At what point does dereferencing the null pointer become undefined behavior?

Question

If I don't actually access the dereferenced "object", is dereferencing the null pointer still undefined?

int* p = 0;
int& r = *p;    // undefined?
int* q = &*p;   // undefined?

A slightly more practical example: can I dereference the null pointer to distinguish between overloads?

void foo(Bar&);
void foo(Baz&);

foo(*(Bar*)0);  // undefined?

---

Okay, the reference examples are definitely undefined behavior according to the standard:

a null reference cannot exist in a well-defined program, because the only way to create such a reference would be to bind it to the "object" obtained by dereferencing a null pointer, which causes undefined behavior.

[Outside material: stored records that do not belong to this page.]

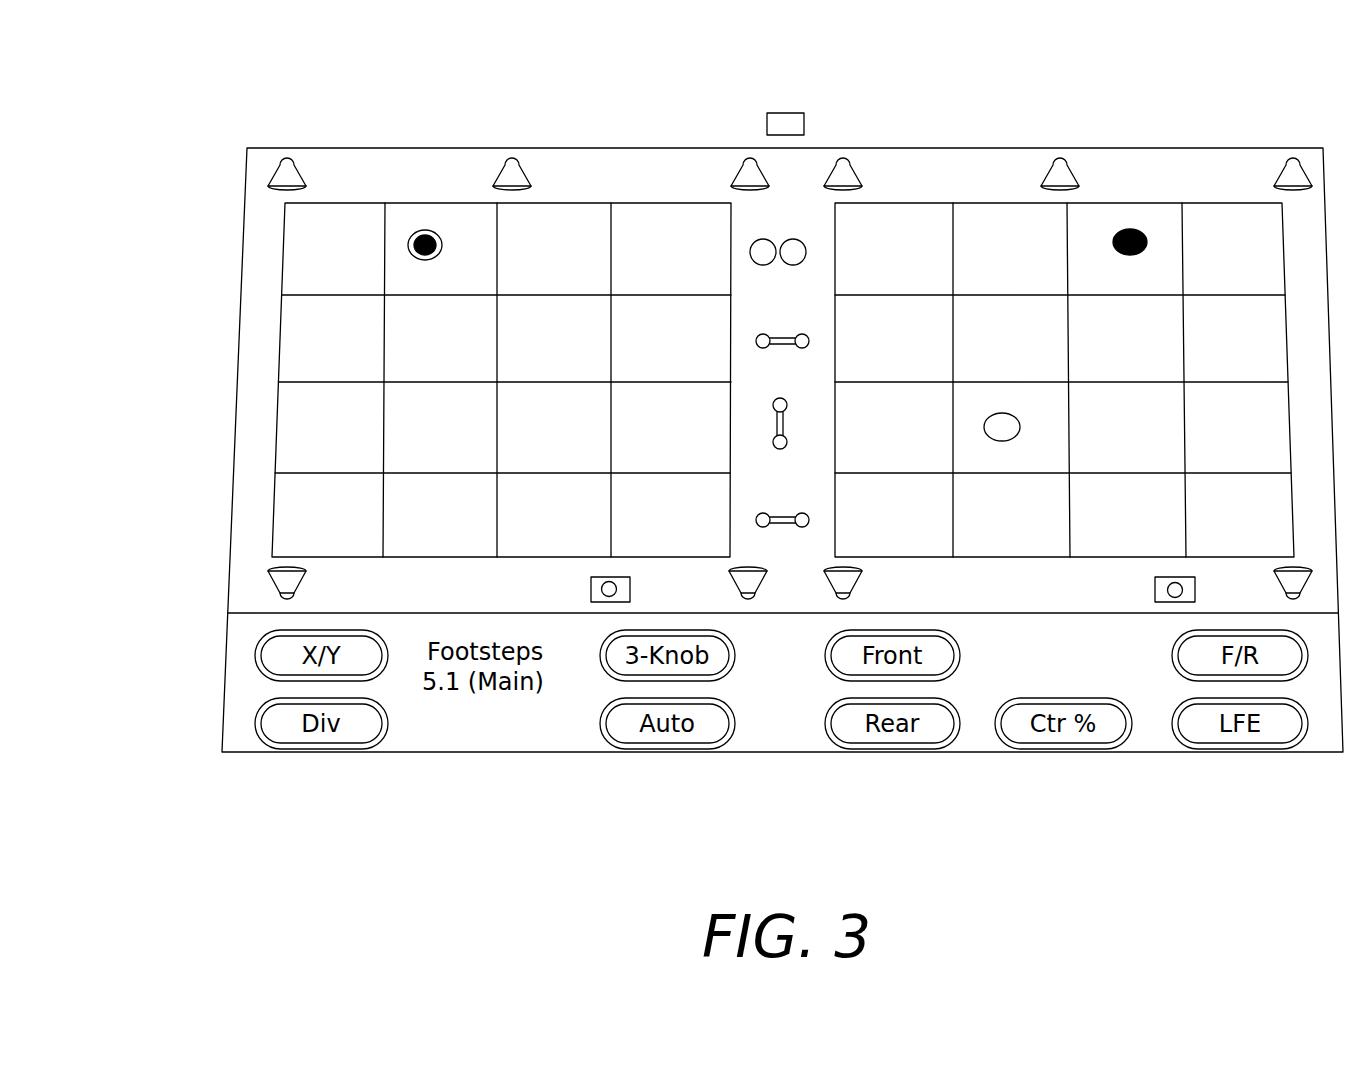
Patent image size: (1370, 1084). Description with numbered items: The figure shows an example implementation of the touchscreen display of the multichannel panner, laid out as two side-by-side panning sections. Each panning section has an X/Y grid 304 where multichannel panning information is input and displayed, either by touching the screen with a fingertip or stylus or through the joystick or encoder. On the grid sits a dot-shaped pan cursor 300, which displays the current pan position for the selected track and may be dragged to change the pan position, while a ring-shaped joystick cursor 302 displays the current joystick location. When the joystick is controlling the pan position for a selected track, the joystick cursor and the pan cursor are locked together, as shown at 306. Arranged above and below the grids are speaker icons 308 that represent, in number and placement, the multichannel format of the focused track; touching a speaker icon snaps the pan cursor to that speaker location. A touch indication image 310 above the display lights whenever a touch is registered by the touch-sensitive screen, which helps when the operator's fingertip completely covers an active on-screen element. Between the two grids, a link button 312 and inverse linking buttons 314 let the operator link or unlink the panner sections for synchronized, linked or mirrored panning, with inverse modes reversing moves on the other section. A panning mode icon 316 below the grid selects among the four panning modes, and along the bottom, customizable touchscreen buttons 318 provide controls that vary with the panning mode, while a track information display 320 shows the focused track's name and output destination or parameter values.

The pan cursor 300 is at (1135, 228).
The joystick cursor 302 is at (1012, 412).
The X/Y grid 304 is at (262, 203).
The locked joystick cursor and pan cursor 306 is at (427, 228).
The speaker icon 308 is at (273, 180).
The touch indication image 310 is at (803, 113).
The link button 312 is at (808, 257).
The inverse linking buttons 314 is at (817, 520).
The panning mode icon 316 is at (591, 578).
The touchscreen buttons 318 is at (715, 775).
The track information display 320 is at (1133, 685).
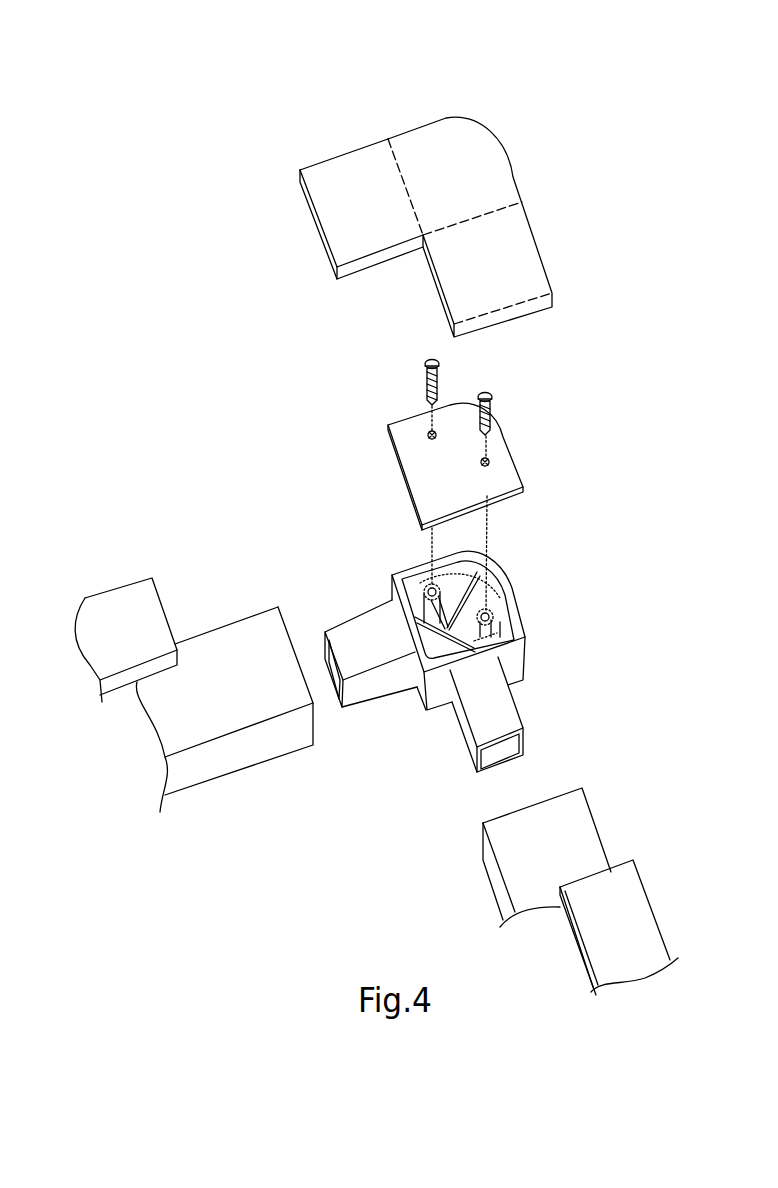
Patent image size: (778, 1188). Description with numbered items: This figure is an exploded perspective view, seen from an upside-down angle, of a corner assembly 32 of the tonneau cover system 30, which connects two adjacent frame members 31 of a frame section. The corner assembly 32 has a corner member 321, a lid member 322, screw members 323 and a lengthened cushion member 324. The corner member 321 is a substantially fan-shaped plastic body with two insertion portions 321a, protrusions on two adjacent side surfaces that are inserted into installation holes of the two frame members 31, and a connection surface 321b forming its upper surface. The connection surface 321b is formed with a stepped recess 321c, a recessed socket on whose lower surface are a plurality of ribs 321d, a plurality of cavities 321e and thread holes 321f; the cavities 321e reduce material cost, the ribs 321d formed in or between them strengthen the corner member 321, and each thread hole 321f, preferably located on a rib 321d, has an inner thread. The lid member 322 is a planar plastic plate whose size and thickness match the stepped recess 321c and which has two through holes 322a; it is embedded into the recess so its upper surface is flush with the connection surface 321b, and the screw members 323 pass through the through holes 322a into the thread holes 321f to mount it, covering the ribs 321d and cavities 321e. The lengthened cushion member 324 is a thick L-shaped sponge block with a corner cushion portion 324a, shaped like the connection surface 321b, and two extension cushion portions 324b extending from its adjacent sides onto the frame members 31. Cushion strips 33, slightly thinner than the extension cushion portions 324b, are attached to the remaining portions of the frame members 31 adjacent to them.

The tonneau cover system 30 is at (268, 502).
The frame member 31 is at (240, 699).
The corner assembly 32 is at (385, 520).
The cushion strip 33 is at (145, 588).
The corner member 321 is at (390, 598).
The insertion portion 321a is at (368, 688).
The connection surface 321b is at (397, 572).
The stepped recess 321c is at (505, 590).
The rib 321d is at (495, 562).
The cavity 321e is at (502, 640).
The thread hole 321f is at (495, 615).
The lid member 322 is at (513, 485).
The through hole 322a is at (490, 458).
The screw member 323 is at (490, 396).
The lengthened cushion member 324 is at (353, 80).
The corner cushion portion 324a is at (421, 150).
The extension cushion portion 324b is at (343, 170).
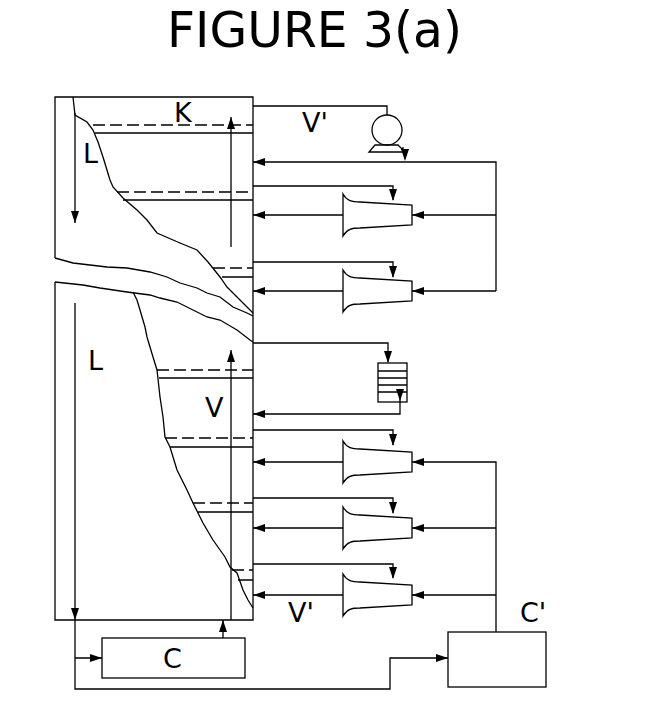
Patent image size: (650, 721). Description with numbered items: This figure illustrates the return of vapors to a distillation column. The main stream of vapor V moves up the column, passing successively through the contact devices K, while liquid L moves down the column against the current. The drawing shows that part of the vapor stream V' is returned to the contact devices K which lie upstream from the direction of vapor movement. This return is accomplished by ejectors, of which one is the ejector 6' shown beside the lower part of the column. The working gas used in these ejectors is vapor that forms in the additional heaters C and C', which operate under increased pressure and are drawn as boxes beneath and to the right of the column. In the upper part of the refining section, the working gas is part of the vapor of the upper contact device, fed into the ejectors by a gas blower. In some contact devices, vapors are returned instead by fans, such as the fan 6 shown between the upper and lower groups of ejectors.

The fan 6 is at (433, 364).
The ejector 6' is at (417, 449).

Unfortunately, the emphasized part is ambiguous. Is it the binding part that causes undefined behavior, or is the dereferencing part sufficient?

Answer 1

int& r = *p;    // undefined?

I think right here you've undefined behavior even if you don't actually use r (or *p)- the dereferenced object. Because after this step (i.e dereferencing the null pointer), the program behaviour is not guaranteed by the language, as the program may crash immediately which is one of the possibilities of UB. You seem to think that only reading the value of r so as to be used in real purpose invokes UB. I don't think so.

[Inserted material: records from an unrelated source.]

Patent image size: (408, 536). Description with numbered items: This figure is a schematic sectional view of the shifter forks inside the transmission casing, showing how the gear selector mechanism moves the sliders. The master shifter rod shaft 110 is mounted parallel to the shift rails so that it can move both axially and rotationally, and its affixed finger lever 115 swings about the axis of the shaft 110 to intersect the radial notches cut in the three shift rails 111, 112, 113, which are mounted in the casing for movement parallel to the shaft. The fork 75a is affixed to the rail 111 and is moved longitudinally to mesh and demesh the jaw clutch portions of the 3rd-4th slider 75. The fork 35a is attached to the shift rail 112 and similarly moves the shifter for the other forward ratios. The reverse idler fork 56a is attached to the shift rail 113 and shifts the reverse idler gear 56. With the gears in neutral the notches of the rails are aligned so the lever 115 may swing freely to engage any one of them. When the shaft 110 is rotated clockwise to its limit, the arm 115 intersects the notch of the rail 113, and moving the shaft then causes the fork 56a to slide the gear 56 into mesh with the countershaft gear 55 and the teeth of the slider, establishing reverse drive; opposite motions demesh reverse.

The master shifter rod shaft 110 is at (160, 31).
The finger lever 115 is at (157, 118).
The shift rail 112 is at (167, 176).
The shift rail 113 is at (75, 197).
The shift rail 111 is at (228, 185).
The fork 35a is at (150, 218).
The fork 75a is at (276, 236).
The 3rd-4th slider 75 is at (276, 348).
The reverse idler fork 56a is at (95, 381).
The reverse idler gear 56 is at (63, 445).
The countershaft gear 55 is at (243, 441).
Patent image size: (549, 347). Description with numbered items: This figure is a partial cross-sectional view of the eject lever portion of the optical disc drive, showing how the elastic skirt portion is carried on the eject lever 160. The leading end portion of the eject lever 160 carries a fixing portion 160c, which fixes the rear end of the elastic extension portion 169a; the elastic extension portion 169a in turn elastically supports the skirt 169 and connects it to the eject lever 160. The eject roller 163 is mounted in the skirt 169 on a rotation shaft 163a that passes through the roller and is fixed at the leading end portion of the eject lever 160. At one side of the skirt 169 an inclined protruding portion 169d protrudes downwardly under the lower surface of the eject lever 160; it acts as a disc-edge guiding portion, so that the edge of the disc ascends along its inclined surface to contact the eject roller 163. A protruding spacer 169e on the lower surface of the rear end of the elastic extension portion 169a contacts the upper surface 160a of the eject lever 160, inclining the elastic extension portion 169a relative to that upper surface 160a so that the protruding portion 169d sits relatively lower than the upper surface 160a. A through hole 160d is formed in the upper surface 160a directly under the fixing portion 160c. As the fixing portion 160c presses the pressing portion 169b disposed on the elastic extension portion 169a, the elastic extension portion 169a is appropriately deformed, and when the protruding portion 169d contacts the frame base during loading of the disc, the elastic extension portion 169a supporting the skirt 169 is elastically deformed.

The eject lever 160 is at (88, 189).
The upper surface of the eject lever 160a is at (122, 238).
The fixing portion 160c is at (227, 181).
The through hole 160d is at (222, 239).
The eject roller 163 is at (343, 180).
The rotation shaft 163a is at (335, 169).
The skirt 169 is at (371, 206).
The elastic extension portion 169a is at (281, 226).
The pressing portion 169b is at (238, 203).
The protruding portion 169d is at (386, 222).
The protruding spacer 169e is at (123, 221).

Also, the language specification clearly says "the effect of dereferencing the null pointer" invokes undefined behavior. It does not say "the effect of actually using dereferenced object from a null pointer" invokes UB. The effect of dereferencing the null pointer (or in other words undefined behavior) doesn't mean that you will necessarily and immediately get problems, or it must crash immediately after dereferencing the null pointer. No. It simply means, the entire program behavior is not defined if the program contains any UB at all (like dereferencing a null pointer). That is, the program may run normally, as expected, from start to end. Or it may crash immediately, or after after some time - after few minutes, hours or days. Anything can happen anytime, before or after dereferencing the null pointer.

Answer 2

Yes it is undefined behavior, because the spec says that an "lvalue designates an object or function" (at clause 3.10) and it says for the *-operator "the result [of dereferencing] is an lvalue referring to the object or function to which the expression points" (at clause 5.3.1).

That means there is no description for what happens when you dereference a null pointer. It's simply undefined behavior.

Answer 3

I think the second opus of What every C programmer should know about Undefined Behavior might help illustrate this issue.

Taking the example of the blog:

void contains_null_check(int *P) {
  int dead = *P;
  if (P == 0)
    return;
  *P = 4;
}

Might be optimized to (RNCE: Redundant Null Check Elimintation):

void contains_null_check_after_RNCE(int *P) {
  int dead = *P;
  if (false)  // P was dereferenced by this point, so it can't be null 
    return;
  *P = 4;
}

Which is turn optimized into (DCE: Dead Code Elimination):

void contains_null_check_after_RNCE_and_DCE(int *P) {
  //int dead = *P; -- dead store
  //if (false)     -- unreachable branch
  //  return;
  *P = 4;
}

As you can see, even though dead is never used, the simple int dead = *P assignment has caused Undefined Behavior to creep in the program.

To distinguish between overloads, I'd suggest using a pointer (which might be null) rather than artificially creating a null reference and exposing yourself to Undefined Behavior.